Let me give you a few scenarios that we have come across in the last few weeks with readers; but first let me explain what a commercial broker can be: By and large (nearly every situation I have seen) a commercial broker offers advice on just commercial finance and there is no requirement under their ‘regulator’ to be independent, nor are they allowed to give any advice about any financial product you may have such as your self invested personal pension, your investments or tax position. This does not fall within their scope of advice and they are not trained to give this advice.
This is particularly worrying in that a pension is often the best way to buy your commercial property and a residential mortgage can often be the best place to raise deposits or finance yet the commercial broker in the above instance will not be able to assist.

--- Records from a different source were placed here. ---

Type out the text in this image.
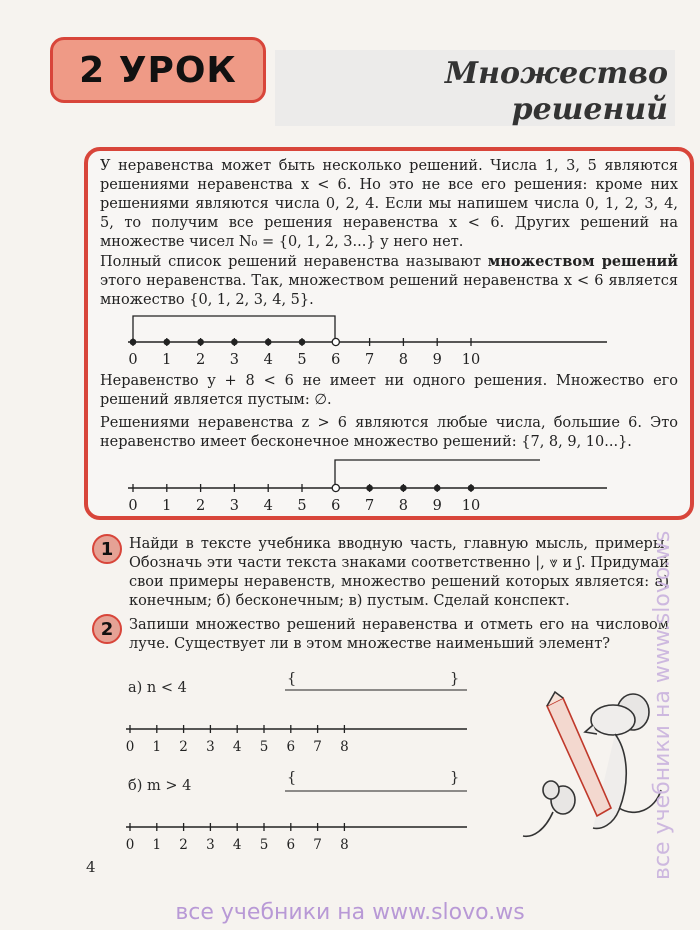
2 УРОК	Множество
решений
У неравенства может быть несколько решений. Числа 1, 3, 5 являются решениями неравенства x < 6. Но это не все его решения: кроме них решениями являются числа 0, 2, 4. Если мы напишем числа 0, 1, 2, 3, 4, 5, то получим все решения неравенства x < 6. Других решений на множестве чисел N₀ = {0, 1, 2, 3...} у него нет.
Полный список решений неравенства называют множеством решений этого неравенства. Так, множеством решений неравенства x < 6 является множество {0, 1, 2, 3, 4, 5}.
0 1 2 3 4 5 6 7 8 9 10
0 1 2 3 4 5 6 7 8 9 10
0 1 2 3 4 5 6 7 8
0 1 2 3 4 5 6 7 8
Неравенство y + 8 < 6 не имеет ни одного решения. Множество его решений является пустым: ∅.
Решениями неравенства z > 6 являются любые числа, большие 6. Это неравенство имеет бесконечное множество решений: {7, 8, 9, 10...}.
1	Найди в тексте учебника вводную часть, главную мысль, примеры. Обозначь эти части текста знаками соответственно |, ⩔ и ʃ. Придумай свои примеры неравенств, множество решений которых является: а) конечным; б) бесконечным; в) пустым. Сделай конспект.
2	Запиши множество решений неравенства и отметь его на числовом луче. Существует ли в этом множестве наименьший элемент?
а) n < 4
{	}
б) m > 4	{	}
4
все учебники на www.slovo.ws
все учебники на www.slovo.ws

An Independent Financial Adviser is required to give independent financial advice but most importantly they can look at every potential solution as the examples below will show:
A reader called us asking if he could raise cash for his business. He owned his commercial property with a mortgage but his bank would lend him no more. He hated pensions yet his pension fund had nearly enough to buy the property from him. So we used his pension and raised a small mortgage inside his pension so it had enough money to buy his property and he now pays a rent to his own pension. He now has a tiny borrowing within his pension, has £112,000 in his bank account and can communicate rather differently to his bank, who now owe him.
In another situation we had a business owner who had a residential mortgage and he also had a director’s loan account within his business. A director’s loan account is where the business owes the director money either through capital he injected or through income perhaps he has not taken; but clearly already been taxed on. Directors tend to leave the cash in the account to assist with cash flow.
We advised he take the director’s loan account from his business, then repay his personal mortgage. He would then take out the same mortgage and inject back into the business. The net effect is the same in that he now has a mortgage of the same amount and the director’s loan account is the same value.
However, because it can be seen that he has injected this cash into the business he will now be able to claim tax relief on the mortgage interest payments. Cute.
All too often business’ approach their bank in a position of weakness. For example they approach a bank with too small a deposit and as such the rate and terms are hiked northwards. If they had raised cash through their pension or even against their residential property (often at much more competitive rates) they would be in a position of power to negotiate the best fees and terms.
Furthermore we are now seeing many more foreign banks come to the market place. Of the most active in London are the German and Asian banks with Germany being easily the biggest players. With 85% of all transactions being overseas, it’s easy to see why.
I hope that helps but in simple terms make sure you seek Independent advice from someone who can cover all areas in-house.